March-April 2013 | INSPIRED DESIGN

INSPIRED DESIGN
INSPIRED DESIGNINSPIRED DESIGNINSPIRED DESIGNINSPIRED DESIGNINSPIRED DESIGNINSPIRED DESIGNINSPIRED DESIGNINSPIRED DESIGNINSPIRED DESIGNINSPIRED DESIGNINSPIRED DESIGNINSPIRED DESIGNINSPIRED DESIGNINSPIRED DESIGNINSPIRED DESIGN

RIGHT AT HOME

INSPIRED DESIGN

Salisbury’s Becker Morgan Group pulled out all the stops to create a South Point masterpiece worthy of national acclaim

Written By: Nick Brandi | Photographer: Cheryl Nemazie

It’s pretty gratifying just to be able to imagine the possibilities, so how great must it be to actually realize them? Well, there’s one lucky South Point family who know the answer thanks to the Becker Morgan Group, which created a bayside Shangri-La that won two national awards and may be without rival on the Lower Eastern Shore.
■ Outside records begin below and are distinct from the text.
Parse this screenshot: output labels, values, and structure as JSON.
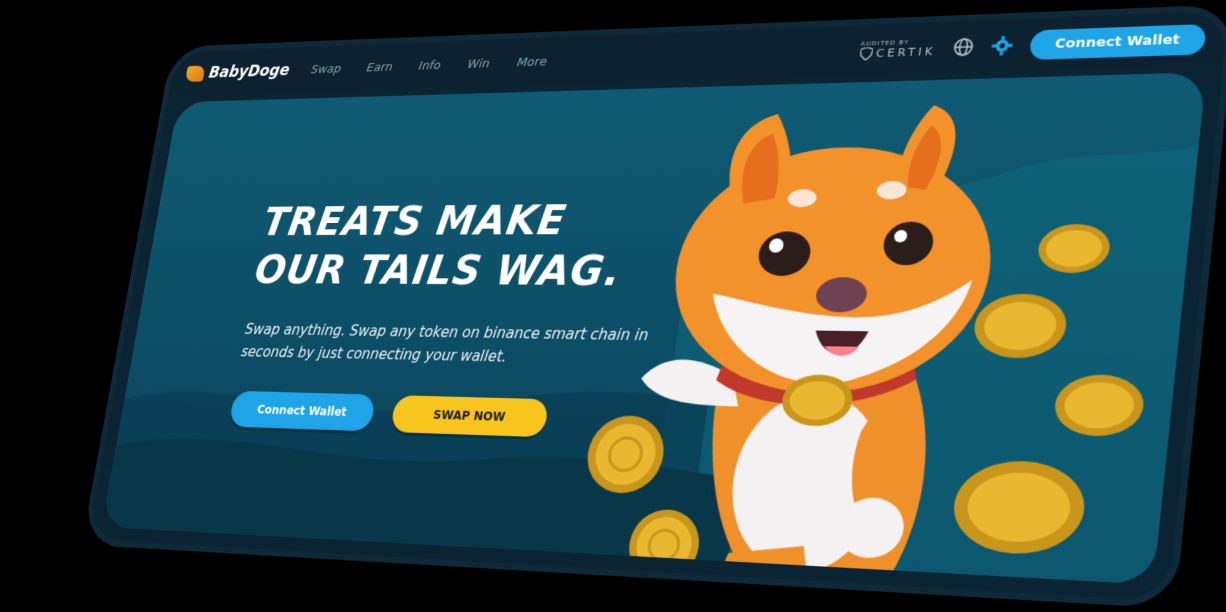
{
  "brand": {
    "name": "BabyDoge"
  },
  "nav": {
    "links": [
      "Swap",
      "Earn",
      "Info",
      "Win",
      "More"
    ],
    "audited_label": "AUDITED BY",
    "auditor": "CERTIK",
    "connect_label": "Connect Wallet"
  },
  "icons": {
    "logo": "babydoge-logo-icon",
    "globe": "globe-icon",
    "settings": "gear-icon",
    "certik": "certik-shield-icon"
  },
  "hero": {
    "headline_line1": "TREATS MAKE",
    "headline_line2": "OUR TAILS WAG.",
    "subtext": "Swap anything. Swap any token on binance smart chain in seconds by just connecting your wallet.",
    "connect_label": "Connect Wallet",
    "swap_label": "SWAP NOW"
  },
  "colors": {
    "accent_blue": "#1fa4e8",
    "accent_yellow": "#f7c51c",
    "hero_bg": "#0f5b73",
    "nav_bg": "#0d2230"
  }
}
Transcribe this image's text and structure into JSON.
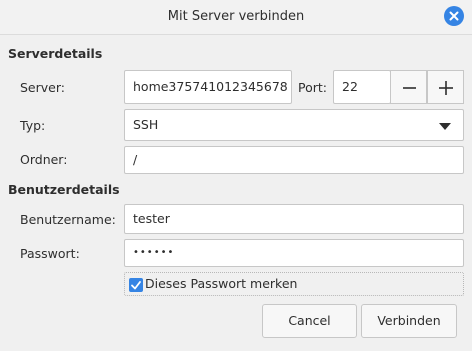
{
  "window": {
    "title": "Mit Server verbinden"
  },
  "server_section": {
    "heading": "Serverdetails",
    "server_label": "Server:",
    "server_value": "home375741012345678",
    "port_label": "Port:",
    "port_value": "22",
    "type_label": "Typ:",
    "type_value": "SSH",
    "folder_label": "Ordner:",
    "folder_value": "/"
  },
  "user_section": {
    "heading": "Benutzerdetails",
    "username_label": "Benutzername:",
    "username_value": "tester",
    "password_label": "Passwort:",
    "password_value": "••••••",
    "remember_label": "Dieses Passwort merken",
    "remember_checked": true
  },
  "buttons": {
    "cancel": "Cancel",
    "connect": "Verbinden"
  },
  "icons": {
    "close": "close-icon",
    "minus": "minus-icon",
    "plus": "plus-icon",
    "dropdown": "chevron-down-icon",
    "checkmark": "checkmark-icon"
  },
  "colors": {
    "accent": "#3584e4",
    "background": "#f0f0f0",
    "field_border": "#c7c7c7"
  }
}
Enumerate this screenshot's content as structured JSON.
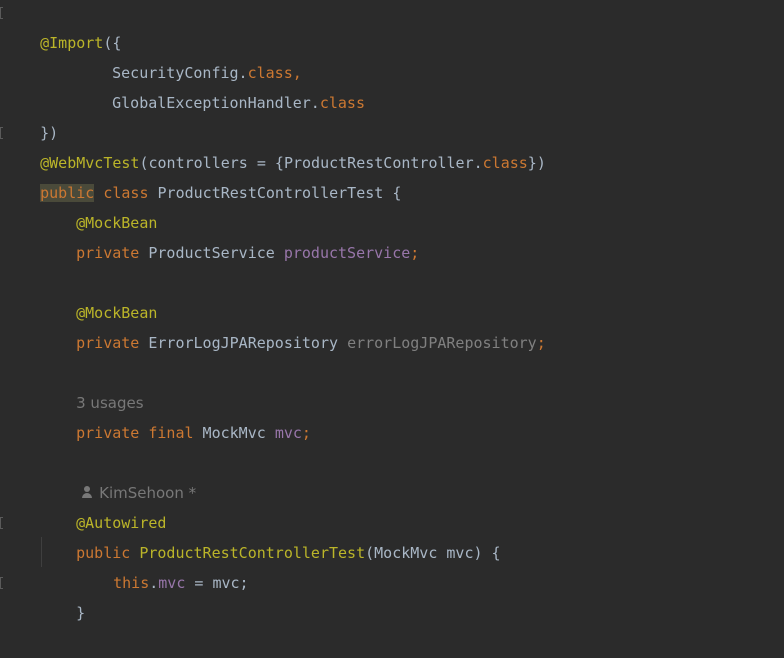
{
  "code": {
    "l1": {
      "ann": "@Import",
      "rest": "({"
    },
    "l2": {
      "name": "SecurityConfig.",
      "kw": "class",
      "tail": ","
    },
    "l3": {
      "name": "GlobalExceptionHandler.",
      "kw": "class"
    },
    "l4": {
      "text": "})"
    },
    "l5": {
      "ann": "@WebMvcTest",
      "a": "(controllers = {ProductRestController.",
      "kw": "class",
      "b": "})"
    },
    "l6": {
      "kw1": "public",
      "kw2": "class",
      "rest": " ProductRestControllerTest {"
    },
    "l7": {
      "ann": "@MockBean"
    },
    "l8": {
      "kw": "private",
      "type": " ProductService ",
      "field": "productService",
      "tail": ";"
    },
    "l10": {
      "ann": "@MockBean"
    },
    "l11": {
      "kw": "private",
      "type": " ErrorLogJPARepository ",
      "field": "errorLogJPARepository",
      "tail": ";"
    },
    "l13": {
      "hint": "3 usages"
    },
    "l14": {
      "kw": "private final",
      "type": " MockMvc ",
      "field": "mvc",
      "tail": ";"
    },
    "l16": {
      "author": "KimSehoon *"
    },
    "l17": {
      "ann": "@Autowired"
    },
    "l18": {
      "kw": "public",
      "name": "ProductRestControllerTest",
      "rest": "(MockMvc mvc) {"
    },
    "l19": {
      "kw": "this",
      "dot": ".",
      "field": "mvc",
      "rest": " = mvc;"
    },
    "l20": {
      "text": "}"
    }
  }
}
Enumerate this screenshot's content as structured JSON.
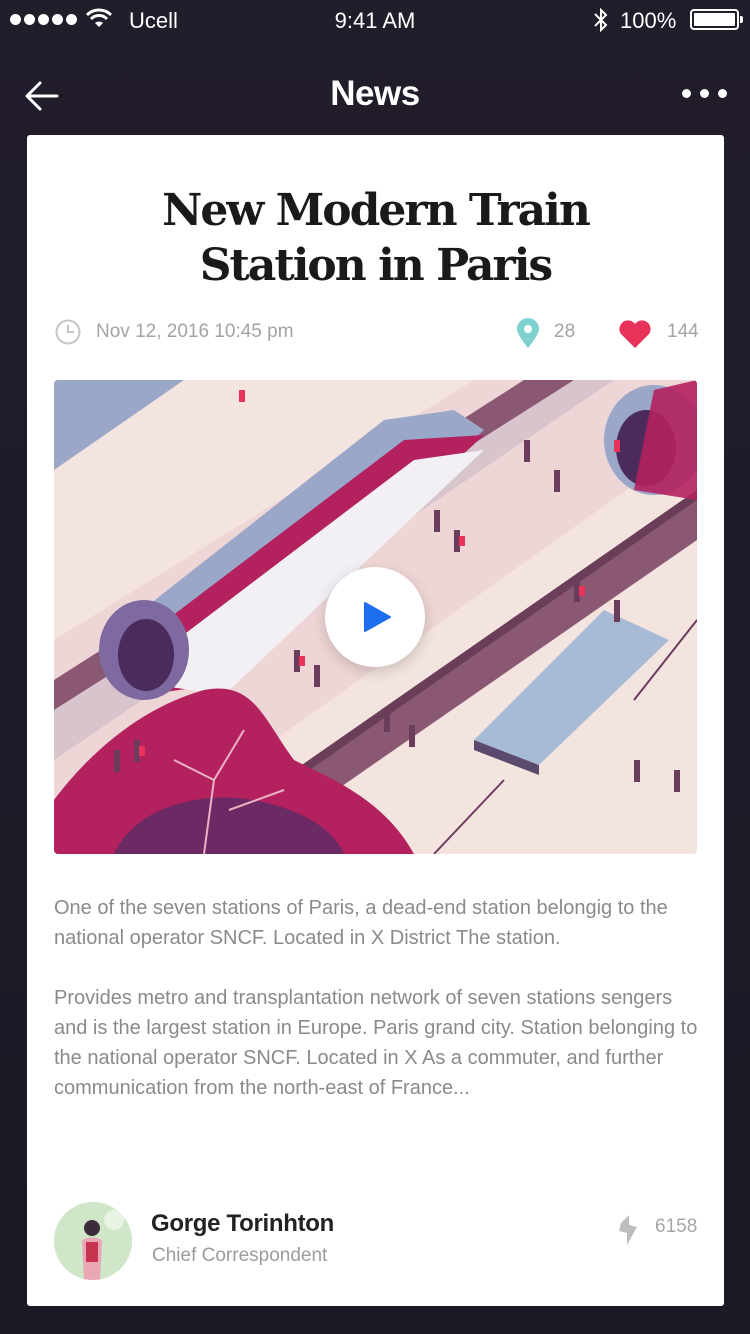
{
  "status_bar": {
    "carrier": "Ucell",
    "time": "9:41 AM",
    "battery": "100%"
  },
  "nav": {
    "title": "News",
    "back_icon": "arrow-left-icon",
    "more_icon": "more-horizontal-icon"
  },
  "article": {
    "title_line1": "New Modern Train",
    "title_line2": "Station in Paris",
    "date": "Nov 12, 2016 10:45 pm",
    "location_count": "28",
    "like_count": "144",
    "paragraph1": "One of the seven stations of Paris, a dead-end station belongig to the national operator SNCF. Located in X District The station.",
    "paragraph2": "Provides metro and transplantation network of seven stations sengers and is the largest station in Europe. Paris grand city. Station belonging to the national operator SNCF. Located in X As a commuter, and further communication from the north-east of France..."
  },
  "author": {
    "name": "Gorge Torinhton",
    "role": "Chief Correspondent",
    "share_count": "6158"
  },
  "colors": {
    "background": "#1f1b27",
    "card": "#ffffff",
    "heart": "#e8325a",
    "pin": "#7fd1cf",
    "play": "#1e6ff0"
  }
}
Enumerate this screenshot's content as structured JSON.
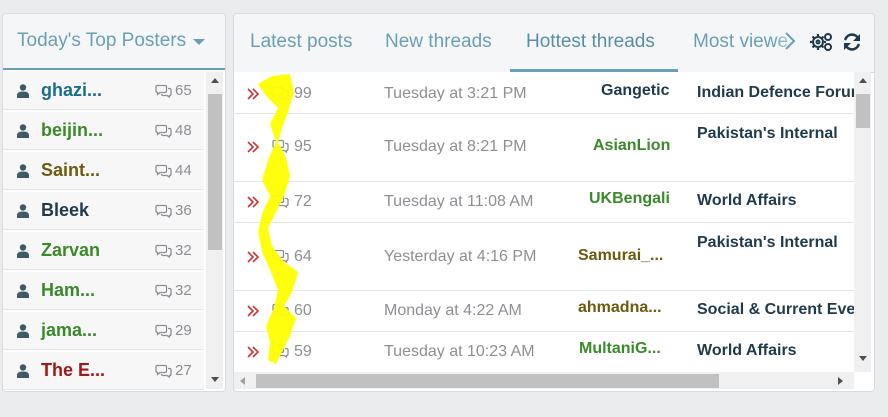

That family — from just outside Philadelphia — had originally contemplated renovating the home that had been there when they acquired the property. But when Becker Morgan’s Jason Pearce surveyed the situation, he explained that renovating the home wouldn’t be that much less expensive than building a structure from an original design. That’s when the client saw the handwriting on what would become his brand-new walls. Not that the project would be easy. In fact, the breathtaking result could be fairly described as a combination of sweat, ingenuity and good fortune.

“This wasn’t really a buildable lot,” said Pearce, the Becker Morgan architect who’d spearheaded the ambitious project, “because of its location in the critical area and protected wetlands, which would have necessarily pushed the footprint of the home way back to South Point Road had it not been for the expansive concrete table laid over the lot by the previous owner. That’s really what made this possible.”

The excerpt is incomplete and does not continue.